Sinopse: Um ator e diretor de teatro é convidado a encenar O Tio Vânia de Tchécov num festival de teatro em Hiroshima. No carro em que se desloca, conduzido pela discreta jovem Misaki, Kafuku confronta-se com o passado e o mistério sobre a sua mulher.
O diretor Ryusuke Hamaguchi gosta de explorar sobre personagens solitários, cuja a principal busca dos mesmos está em querer ser ouvido além de ouvir o próximo. No seu recente filme "Roda do Destino" (2022), por exemplo, assistimos a três histórias distintas, mas que ambas falam sobre pessoas em busca de um significado na vida, além de fazer as pazes com o passado através de outras pessoas. "Drive My Car" (2021) é poderoso em todos os sentidos, ao aproximar os personagens centrais através de suas dores e necessidades, mas que no final irão se completarem.

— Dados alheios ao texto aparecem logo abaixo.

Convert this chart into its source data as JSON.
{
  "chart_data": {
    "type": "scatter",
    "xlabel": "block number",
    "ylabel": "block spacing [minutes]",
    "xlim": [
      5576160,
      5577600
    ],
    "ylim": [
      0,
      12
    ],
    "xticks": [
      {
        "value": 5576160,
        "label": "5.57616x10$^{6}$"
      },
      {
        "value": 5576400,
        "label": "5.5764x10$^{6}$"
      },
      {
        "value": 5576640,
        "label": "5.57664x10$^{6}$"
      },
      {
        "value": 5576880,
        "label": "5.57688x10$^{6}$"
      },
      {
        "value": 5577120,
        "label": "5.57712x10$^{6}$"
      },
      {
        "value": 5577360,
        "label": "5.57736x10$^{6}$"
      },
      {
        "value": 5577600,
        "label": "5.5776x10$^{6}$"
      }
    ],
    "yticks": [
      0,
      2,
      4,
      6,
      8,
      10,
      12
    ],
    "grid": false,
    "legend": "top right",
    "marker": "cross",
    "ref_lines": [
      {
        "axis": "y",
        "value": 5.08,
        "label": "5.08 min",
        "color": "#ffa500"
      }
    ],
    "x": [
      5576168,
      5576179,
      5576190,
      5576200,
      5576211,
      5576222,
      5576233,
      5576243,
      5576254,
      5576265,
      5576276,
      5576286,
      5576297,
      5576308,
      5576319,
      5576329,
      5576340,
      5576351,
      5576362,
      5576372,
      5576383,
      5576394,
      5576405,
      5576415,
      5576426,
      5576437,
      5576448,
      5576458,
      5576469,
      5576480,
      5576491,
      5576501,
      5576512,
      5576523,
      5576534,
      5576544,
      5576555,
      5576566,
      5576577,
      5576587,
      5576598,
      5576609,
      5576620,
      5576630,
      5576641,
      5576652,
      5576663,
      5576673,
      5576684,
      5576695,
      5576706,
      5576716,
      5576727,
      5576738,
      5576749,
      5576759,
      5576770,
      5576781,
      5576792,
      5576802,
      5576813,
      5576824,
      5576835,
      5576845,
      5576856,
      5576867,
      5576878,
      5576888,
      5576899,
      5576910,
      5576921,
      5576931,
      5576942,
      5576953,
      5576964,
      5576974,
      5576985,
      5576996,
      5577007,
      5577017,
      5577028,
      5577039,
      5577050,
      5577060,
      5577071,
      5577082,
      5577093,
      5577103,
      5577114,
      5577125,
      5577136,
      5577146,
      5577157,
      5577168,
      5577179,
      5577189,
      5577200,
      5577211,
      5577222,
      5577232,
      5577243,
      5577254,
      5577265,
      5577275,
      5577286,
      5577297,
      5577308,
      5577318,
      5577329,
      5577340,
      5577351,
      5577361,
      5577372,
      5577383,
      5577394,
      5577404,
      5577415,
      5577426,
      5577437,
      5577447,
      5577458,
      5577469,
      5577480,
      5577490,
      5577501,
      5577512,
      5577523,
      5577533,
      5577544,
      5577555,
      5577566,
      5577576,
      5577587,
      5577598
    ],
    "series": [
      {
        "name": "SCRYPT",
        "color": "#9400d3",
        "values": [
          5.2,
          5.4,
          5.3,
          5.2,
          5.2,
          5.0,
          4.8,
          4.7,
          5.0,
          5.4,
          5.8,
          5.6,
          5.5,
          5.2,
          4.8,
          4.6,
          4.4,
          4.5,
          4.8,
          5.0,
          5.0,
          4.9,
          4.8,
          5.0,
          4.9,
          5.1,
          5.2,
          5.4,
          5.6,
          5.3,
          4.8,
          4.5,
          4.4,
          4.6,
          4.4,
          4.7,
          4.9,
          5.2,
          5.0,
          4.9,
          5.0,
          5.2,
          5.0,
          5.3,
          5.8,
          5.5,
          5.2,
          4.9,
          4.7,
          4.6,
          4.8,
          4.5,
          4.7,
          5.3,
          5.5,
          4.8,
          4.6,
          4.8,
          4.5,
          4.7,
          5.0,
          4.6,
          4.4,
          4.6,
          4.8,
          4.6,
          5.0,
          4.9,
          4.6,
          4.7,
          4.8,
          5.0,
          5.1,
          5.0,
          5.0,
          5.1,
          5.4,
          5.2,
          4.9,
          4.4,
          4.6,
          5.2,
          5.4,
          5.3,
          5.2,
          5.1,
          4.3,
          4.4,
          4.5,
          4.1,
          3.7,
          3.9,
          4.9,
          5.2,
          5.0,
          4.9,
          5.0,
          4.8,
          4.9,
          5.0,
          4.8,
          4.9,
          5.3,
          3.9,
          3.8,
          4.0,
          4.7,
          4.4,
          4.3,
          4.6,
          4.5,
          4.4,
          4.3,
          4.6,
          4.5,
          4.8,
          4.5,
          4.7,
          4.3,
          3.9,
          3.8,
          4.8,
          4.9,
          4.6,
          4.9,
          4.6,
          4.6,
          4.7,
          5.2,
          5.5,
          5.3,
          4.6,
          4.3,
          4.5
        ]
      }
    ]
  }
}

Adaptado de um conto de Haruki Murakami, o filme segue duas pessoas solitárias que encontram coragem para enfrentar o seu passado. Yusuke Kafuku (Hidetoshi Nishijima) é um ator e diretor de sucesso no teatro, casado com Oto (Reika Kirishima), uma mulher muito bonita, porém também uma roteirista com muitos segredos, com que divide sua vida, seu passado e colaboração artística. Quando Oto morre repentinamente, Kafuku é deixado com muitas perguntas sem respostas de seu relacionamento com ela e arrependimento de nunca conseguir compreendê-la completamente. Dois anos depois, ainda sem conseguir sair do luto, ele aceita dirigir uma peça no teatro de Hiroshima, embarcando em seu precioso carro Saab 900. Lá, ele conhece e tem que lidar com Misaki Watari (Toko Miura), uma jovem chauffeur, com que tem que deixar o carro. Apesar de suas dúvidas iniciais, uma relação muito especial se desenvolve entre os dois.
Com três horas de duração, Ryusuke Hamaguchi não tem pressa em apresentar e desenvolver os seus personagens principais, mas sim deseja que a gente embarque na história e que sejamos levados por ela. Se em um primeiro momento o diálogo do casal central na abertura da trama possa soar estranho, aos poucos, as respostas vêm à tona e sendo tudo moldurado com relação ao universo do teatro e que serve de energia de impulso para os personagens centrais. Quanto Oto sai de cena a melancolia domina Yusuke, pois a culpa lhe corrói, mas cuja a dor ameniza quando surge uma nova forma de redenção.
Redenção essa que vem não somente pelo fato dele conseguir a oportunidade de dirigir uma peça de teatro, como também a partir do momento em que conhece a motorista Misaki Watari. A personagem, aliás, talvez seja a melhor e a mais enigmática personagem da trama, pois pelo seu olhar profundo e cicatrizes no seu rosto constatam o fato dela possuir um passado nebuloso e que somente aos poucos será revelado. Ambos acabam se alinhando com relação a dores e perdas e cujos os sentimentos serão colocados para fora em momentos em que os dois revisitam os seus passados não resolvidos.
Curiosamente, a relação entre os dois é construída a partir de ótimos diálogos e cuja a maioria acontecem dentro do carro. Um artificio que foi muito utilizado, por exemplo, pelo cineasta iraniano Abbas Kiarostami, cuja as suas maiores obras os protagonistas dirigem um carro e dialogando com personagens ao lado. Curiosamente, neste filme há um diálogo revelador que acontece no banco detrás do veículo em um determinado momento do filme, sendo que dois personagens se revelam não somente através de palavras, como também de olhares que tem mais a dizer do que se possa imaginar.
No final das contas, é um filme que fala sobre a solidão cada vez mais acentuada na vida das pessoas hoje em dia, cujo os sentimentos na maioria das vezes não são revelados por medo, quando na verdade é preciso ser revelados no momento certo. Ao final da projeção, os personagens centrais obtiveram a sua redenção, mesmo que para isso tenha sido necessário revirar certos escombros do passado e cuja as revelações não podem as vezes serem encaradas sozinho. "Drive My Car" é sobre uma cruzada humana cheia de dor, porém, de grande recompensação em sua reta final.